Konumu ve Çevresel Özellikleri: 300 m çapında; 25 m yüksekliğinde büyük bir höyüktür. Tarsu/Tarse adlı Klasik çağ kenti hem tepenin üstünde; hem de modern Tarsus kentinin altında uzanmaktadır [Seton-Williams 1954:169]. Bu özelliğinden dolayı iki tepecikten oluştuğu ileri sürülmektedir.
Tarihçe:
Araştırma ve Kazı: Gözlükule'de gerçekleştirilen kazıları 2. Dünya Savaşı'ndan önce ve sonra olarak iki grupta toplayabiliriz. 1934; 1936-37 yılı kazıları savaştan önce gerçekleşmiştir. Savaştan sonra 1947-49 yıllarında Amerikan-Tarsus Araştırma ekibi adına Bryn Mawr Koleji yönetiminde H. Goldman başkanlığında tekrar kazılmıştır. Höyükte Kalkolitik Çağ katlarına ancak 3.5x4.5 m boyutlarında bir açma ile inilebilmiştir [Goldman 1956:şek.1;2]. The Chalcolithic Age levels were revealed in a 3.5x4.5 m trench [Goldman 1956:fig.1; 2]. Ana toprağa; taban suyu yüzünden ulaşılamamıştır. Tepenin güneydoğu yamacında ve altındaki düzlükte açılan açmalarda ise; Son Kalkolitik Çağ mezarlığına rastgelinmiştir [Goldman 1956:6-7]. Eylül 2000'de ilk kazı ekibi üyelerinden M.J. Mellink ile Boğaziçi Üniversitesi; Fen-Edebiyat Fakültesi; Tarih Bölümü'nden bir ekip ön hazırlık yaparak; 2001 yılında Gözlükule ve etrafında yeniden araştırmalara başlamıştır. Kazılara 2007 yılında Boğaziçi Üniversitesi tarafından A. Özyar başkanlığında yeniden başlanmıştır. Kültür ve Turizm Bakanlığı tarafından hazırlanmış tescilli arkeolojik sit alanları listesinde yer almaktadır.
Tabakalanma: Yapılan kazı sonucunda; İslam Dönemi'nden Neolitik Çağ'a kadar yerleşmelerin var olduğu bir tabakalanma saptanmıştır.
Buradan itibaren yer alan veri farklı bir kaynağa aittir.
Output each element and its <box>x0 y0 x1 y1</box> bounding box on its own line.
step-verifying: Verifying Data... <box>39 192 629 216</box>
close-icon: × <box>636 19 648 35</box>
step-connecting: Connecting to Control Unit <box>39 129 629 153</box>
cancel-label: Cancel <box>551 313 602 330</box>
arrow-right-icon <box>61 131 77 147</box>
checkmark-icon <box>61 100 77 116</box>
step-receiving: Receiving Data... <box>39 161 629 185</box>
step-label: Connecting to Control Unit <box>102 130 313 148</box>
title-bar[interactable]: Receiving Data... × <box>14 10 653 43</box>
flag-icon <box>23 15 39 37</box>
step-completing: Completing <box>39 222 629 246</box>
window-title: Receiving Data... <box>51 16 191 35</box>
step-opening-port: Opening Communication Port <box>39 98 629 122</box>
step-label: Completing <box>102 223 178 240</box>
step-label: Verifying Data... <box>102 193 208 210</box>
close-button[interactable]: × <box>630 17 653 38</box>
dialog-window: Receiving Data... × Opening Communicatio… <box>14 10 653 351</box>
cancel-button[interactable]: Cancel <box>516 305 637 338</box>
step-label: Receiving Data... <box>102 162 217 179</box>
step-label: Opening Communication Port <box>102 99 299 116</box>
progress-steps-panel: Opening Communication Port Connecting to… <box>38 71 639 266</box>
Tepenin en üstünden 30.5-32 m derinlikte Neolitik Çağ bulguları veren tabakalar tespit edilmiştir. Kazı teknolojisinin zorlukları yüzünden ancak 1.25 metrekarelik bir alanda bu çağ aydınlatılmaya çalışılmıştır. Bu açıdan tabakaların kazısının bir sondaj niteliğini geçemediği ileri sürülebilir. 32 m'den sonra taban/zemin suyunun ortaya çıkışı kazıyı zorlaştırdığı gibi; ana toprağa varılamamasına da yol açmıştır.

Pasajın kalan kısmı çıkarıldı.